Mild on that account, he's successfully blanked distinct features of any doubt by the time he looks up again to size up Praeger and his Really Clean Desk.

"Everything else of interest is in writing. I went ahead and included a map so you have a basic idea of what we're looking at. Just — a few pages printed off Bing with some red ink here and there." Blah blah blah boring stuff Raymond can read about on the can later. Lazzaro scuffs at the bridge of his nose and glances to the window again (still snowing) then to the file folder in all its plain manila glory.

"Thank you very much, Vincent," Praeger says, with no shortage of sincerity. "I'm sure we can both understand Dr. Brennan's situation, and make sure he knows that." And what other measure of diplomacy needed to make someone come around to your way of seeing things. "If there was nothing else, I'll let you get going. Try not to freeze to death out there."

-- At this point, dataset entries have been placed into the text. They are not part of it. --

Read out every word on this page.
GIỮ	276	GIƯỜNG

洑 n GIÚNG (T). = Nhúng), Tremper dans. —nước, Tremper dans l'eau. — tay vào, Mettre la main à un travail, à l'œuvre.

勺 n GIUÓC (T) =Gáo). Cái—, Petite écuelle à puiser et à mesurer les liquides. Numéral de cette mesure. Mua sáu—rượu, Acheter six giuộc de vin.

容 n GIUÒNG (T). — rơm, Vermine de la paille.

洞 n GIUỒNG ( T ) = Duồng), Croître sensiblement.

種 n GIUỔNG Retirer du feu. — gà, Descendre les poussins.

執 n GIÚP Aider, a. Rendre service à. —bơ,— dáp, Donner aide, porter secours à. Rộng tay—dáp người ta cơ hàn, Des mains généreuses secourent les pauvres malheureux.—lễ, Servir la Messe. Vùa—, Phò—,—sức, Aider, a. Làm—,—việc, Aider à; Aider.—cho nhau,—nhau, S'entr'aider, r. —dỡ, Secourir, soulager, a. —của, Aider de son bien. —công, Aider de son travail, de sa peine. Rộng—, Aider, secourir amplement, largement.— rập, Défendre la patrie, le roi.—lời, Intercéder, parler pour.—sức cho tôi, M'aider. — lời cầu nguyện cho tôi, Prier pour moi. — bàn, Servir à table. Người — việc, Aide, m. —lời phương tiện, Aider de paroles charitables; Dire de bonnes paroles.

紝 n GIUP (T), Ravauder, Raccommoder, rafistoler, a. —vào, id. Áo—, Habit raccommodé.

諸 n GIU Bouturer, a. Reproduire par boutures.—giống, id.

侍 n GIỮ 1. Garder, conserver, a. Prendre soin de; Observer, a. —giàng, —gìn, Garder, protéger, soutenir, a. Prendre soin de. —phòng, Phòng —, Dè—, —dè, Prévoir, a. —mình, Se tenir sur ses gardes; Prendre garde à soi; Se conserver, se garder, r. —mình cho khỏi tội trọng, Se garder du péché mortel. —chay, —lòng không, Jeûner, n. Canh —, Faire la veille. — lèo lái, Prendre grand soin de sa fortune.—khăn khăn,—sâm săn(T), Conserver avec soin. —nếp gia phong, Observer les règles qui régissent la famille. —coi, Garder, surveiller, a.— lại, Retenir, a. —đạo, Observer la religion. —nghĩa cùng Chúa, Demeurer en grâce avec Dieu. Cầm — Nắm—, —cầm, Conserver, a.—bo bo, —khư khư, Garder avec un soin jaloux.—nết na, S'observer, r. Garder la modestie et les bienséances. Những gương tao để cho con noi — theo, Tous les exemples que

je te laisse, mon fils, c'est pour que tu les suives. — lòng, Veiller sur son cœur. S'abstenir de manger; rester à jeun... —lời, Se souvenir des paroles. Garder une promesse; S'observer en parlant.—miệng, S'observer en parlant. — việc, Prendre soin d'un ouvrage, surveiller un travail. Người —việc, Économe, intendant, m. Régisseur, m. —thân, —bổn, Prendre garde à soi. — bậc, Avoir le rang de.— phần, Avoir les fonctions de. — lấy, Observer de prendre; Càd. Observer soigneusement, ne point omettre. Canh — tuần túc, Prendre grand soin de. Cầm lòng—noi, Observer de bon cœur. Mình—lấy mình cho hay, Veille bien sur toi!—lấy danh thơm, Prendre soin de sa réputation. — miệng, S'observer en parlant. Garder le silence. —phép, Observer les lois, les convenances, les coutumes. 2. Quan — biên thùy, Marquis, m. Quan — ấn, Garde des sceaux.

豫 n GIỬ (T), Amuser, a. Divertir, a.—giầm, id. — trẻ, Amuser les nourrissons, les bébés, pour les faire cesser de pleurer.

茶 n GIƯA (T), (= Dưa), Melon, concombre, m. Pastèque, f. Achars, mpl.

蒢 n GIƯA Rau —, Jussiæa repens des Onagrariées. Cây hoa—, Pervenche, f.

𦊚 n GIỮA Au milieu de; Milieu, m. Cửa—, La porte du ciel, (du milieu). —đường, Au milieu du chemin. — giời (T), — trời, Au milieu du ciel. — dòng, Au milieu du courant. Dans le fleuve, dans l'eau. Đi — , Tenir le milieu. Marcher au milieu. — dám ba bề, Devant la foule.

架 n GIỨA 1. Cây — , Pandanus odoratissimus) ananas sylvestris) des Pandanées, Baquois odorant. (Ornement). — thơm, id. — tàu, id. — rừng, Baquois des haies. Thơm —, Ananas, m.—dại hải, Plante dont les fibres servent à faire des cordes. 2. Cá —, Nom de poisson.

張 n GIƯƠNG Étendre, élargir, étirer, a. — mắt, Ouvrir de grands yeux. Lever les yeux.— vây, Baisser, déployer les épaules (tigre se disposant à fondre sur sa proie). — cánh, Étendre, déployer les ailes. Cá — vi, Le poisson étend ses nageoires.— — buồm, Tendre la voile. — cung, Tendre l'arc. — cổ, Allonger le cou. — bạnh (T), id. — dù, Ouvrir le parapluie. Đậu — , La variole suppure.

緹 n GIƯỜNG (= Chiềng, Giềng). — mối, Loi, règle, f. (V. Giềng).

"I'm sure," agreed with the kind of vacancy of enthusiasm that can be easily overlooked at the tail end of a conversation like this one, Vincent nods once to his imminent dismissal. "I'm one of few people in New York fortunate enough to have 'freezing to death' low on my list of immediate concerns. Take it easy, sir." And then, because this is an office setting for serious business and because he is actually capable of walking, he crosses the room for the door to collect his coat off the door and swish out whole and corporeal.